Here in Alma, a town of 800 residents about 100 miles west of Kansas City, fiscal concerns are grabbing attention from abortion and other social issues ahead of the Aug. 7 primary. Ken Smith, manager of Alma's farm cooperative, with its circular silver grain bins rising above a strip of stone buildings that makes up downtown, said students need a good education but that school spending needs to be kept in check.
"My main issue is going to be fiscal responsibility. You can't keep spending money that's not there," Mr. Smith said.
But, he added, "even for conservatives," some of the ideas being pushed by the challengers "may be a little too conservative."
Predicting the outcome of the races is difficult because turnout often is low in primaries, and redistricting has many incumbents running in unfamiliar areas.
At the center of the primary campaign is the May tax law, pushed by the governor and Kansas House members, which cuts individual state income-tax rates and eliminates taxes on nonwage income for about 191,000 businesses.
Challengers such as state Rep. Joe Patton, who is trying to unseat Sen. Vicki Schmidt, are championing the tax measure, saying it will help speed economic growth by attracting companies to Kansas and sparking the creation of small businesses.
"I'm the conservative in this race," said Mr. Patton at a candidate forum at St. John Lutheran Church in Alma on Sunday night.
Some of the senators facing primary challenges voted against the package, while others—including Ms. Schmidt—voted for it, but say they were told the bill was just meant to start negotiations and not become law.
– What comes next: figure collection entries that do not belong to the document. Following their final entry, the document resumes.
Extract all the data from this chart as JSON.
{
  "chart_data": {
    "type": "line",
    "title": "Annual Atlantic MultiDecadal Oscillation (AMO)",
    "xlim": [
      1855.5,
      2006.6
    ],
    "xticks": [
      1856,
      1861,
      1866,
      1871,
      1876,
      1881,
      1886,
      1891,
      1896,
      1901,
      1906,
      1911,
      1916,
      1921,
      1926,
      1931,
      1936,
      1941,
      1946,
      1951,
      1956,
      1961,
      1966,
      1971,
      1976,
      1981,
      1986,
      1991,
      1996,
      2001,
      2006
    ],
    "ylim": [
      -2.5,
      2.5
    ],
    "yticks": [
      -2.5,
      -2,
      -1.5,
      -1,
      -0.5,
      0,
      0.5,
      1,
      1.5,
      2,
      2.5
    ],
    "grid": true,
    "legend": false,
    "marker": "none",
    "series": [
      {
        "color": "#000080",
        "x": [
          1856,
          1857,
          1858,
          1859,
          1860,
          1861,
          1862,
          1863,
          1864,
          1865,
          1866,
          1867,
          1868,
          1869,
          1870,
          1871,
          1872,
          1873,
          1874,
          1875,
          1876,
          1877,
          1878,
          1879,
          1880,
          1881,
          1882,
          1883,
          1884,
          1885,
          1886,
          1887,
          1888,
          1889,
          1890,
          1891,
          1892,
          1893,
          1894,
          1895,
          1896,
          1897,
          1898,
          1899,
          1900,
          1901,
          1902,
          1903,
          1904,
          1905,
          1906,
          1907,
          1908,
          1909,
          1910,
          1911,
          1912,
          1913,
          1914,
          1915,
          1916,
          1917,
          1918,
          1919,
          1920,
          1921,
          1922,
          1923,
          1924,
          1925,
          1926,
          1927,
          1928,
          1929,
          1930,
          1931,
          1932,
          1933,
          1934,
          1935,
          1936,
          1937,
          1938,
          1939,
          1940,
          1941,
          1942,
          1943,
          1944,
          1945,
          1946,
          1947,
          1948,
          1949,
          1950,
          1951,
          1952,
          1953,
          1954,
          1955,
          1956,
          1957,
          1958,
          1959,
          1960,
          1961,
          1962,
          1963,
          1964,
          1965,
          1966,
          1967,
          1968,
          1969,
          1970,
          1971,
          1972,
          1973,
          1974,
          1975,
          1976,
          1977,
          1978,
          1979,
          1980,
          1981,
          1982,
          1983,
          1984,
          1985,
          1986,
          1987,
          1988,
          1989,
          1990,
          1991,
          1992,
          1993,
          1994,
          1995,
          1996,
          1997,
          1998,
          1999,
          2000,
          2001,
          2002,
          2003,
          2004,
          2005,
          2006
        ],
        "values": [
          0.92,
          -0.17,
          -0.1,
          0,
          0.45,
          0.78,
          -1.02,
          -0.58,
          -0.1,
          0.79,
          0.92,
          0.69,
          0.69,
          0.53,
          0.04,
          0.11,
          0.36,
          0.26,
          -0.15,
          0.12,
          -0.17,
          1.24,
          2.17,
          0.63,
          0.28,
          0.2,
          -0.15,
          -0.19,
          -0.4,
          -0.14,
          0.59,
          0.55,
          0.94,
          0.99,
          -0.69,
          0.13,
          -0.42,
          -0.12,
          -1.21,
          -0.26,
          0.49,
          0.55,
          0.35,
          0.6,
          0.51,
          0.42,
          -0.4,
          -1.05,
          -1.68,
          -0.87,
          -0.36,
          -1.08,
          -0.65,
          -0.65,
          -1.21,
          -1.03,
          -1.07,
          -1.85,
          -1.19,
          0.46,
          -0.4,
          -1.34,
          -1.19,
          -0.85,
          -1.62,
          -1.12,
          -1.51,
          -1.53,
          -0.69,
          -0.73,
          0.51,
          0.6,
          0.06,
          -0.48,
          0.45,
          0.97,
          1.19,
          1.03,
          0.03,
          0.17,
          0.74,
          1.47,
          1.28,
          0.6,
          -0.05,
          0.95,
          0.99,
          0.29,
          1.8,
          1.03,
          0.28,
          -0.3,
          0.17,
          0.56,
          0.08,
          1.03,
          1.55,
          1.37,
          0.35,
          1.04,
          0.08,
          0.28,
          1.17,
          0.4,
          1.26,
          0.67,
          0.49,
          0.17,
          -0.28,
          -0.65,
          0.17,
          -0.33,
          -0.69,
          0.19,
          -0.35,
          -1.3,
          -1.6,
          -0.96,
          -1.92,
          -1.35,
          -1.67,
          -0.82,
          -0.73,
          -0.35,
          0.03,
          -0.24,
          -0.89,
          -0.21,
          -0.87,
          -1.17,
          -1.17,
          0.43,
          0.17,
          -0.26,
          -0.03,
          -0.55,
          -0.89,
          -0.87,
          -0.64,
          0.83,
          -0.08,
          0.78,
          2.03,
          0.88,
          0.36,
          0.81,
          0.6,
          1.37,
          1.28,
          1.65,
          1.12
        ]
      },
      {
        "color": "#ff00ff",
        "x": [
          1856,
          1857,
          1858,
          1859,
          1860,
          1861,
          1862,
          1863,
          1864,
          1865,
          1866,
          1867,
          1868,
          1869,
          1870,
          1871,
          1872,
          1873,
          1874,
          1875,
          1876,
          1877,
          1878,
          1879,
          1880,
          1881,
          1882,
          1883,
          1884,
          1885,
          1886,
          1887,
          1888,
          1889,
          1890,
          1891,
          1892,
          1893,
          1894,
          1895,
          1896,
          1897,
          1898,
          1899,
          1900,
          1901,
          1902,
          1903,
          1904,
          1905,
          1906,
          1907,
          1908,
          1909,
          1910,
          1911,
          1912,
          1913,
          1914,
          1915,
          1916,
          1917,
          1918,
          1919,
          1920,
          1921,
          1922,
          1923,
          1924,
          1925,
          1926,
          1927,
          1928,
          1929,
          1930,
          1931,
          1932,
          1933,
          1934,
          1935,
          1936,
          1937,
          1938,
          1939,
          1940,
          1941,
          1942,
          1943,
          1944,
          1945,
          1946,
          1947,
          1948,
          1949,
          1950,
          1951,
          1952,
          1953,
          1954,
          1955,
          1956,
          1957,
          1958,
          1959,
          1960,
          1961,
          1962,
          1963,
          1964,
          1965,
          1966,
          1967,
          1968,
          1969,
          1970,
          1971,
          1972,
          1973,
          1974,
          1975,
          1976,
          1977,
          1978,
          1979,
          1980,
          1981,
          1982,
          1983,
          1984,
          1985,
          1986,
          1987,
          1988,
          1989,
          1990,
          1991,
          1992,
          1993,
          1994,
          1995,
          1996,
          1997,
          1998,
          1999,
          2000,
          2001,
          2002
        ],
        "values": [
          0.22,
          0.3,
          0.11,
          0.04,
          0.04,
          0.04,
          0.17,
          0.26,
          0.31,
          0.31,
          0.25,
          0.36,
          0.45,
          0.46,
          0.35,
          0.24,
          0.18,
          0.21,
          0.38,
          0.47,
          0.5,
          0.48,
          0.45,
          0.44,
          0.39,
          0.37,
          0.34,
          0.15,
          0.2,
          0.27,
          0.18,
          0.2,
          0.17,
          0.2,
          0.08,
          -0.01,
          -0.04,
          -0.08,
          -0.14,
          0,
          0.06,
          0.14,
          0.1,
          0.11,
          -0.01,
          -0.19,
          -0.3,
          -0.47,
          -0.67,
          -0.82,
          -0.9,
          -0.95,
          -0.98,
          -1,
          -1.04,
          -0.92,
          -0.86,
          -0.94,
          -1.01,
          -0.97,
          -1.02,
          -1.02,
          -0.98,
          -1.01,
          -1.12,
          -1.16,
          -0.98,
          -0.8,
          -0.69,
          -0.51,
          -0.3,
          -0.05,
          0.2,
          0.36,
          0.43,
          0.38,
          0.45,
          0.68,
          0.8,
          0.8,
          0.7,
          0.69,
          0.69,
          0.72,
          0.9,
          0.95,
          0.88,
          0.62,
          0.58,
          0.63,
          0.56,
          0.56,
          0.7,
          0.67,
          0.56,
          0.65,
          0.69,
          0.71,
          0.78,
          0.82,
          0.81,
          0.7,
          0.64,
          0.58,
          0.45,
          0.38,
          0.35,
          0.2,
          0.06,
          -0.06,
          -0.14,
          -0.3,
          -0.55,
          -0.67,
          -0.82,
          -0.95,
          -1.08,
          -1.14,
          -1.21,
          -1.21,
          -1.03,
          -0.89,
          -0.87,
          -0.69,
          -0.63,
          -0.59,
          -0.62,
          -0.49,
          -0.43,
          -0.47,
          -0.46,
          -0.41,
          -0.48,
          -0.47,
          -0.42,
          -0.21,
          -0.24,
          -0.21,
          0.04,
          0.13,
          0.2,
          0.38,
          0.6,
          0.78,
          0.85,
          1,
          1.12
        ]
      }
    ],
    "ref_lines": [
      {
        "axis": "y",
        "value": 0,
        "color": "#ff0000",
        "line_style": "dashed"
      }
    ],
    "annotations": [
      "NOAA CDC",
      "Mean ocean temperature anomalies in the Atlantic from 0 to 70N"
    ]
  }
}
They fear the tax cut will damage the state's solid fiscal position and force deep cuts in government services in years ahead.
The Kansas Legislative Research Department projects the state would run a surplus for the current fiscal year but that in two years, annual revenue would fall short of estimated state expenses by $677 million, or 11%.
Tim Owens, a Republican state senator from the Kansas City suburb of Overland Park who voted against the tax cuts, has been warning voters in his campaign about some of the challengers' views. "I used to think I was a conservative," Mr. Owens said. "I'm not sure Ronald Reagan would be a conservative today."
Mr. Owens said he has clashed with Mr. Brownback over how judges are appointed. He said if the challengers win, legislation likely would pass giving the governor more power over the selection of judges to the state court of appeals, leading to the appointment of more conservatives and a rightward shift in the judicial branch.
Dozens of former state legislators have formed a group to support the centrist senators, calling themselves Traditional Republicans for Common Sense. Mr. Brownback also has entered the party fight in recent weeks, saying in a statement that "because of the alliance in the state senate between Democrats and some Republicans that join together to promote a Democrat agenda, the primary election has effectively become the general."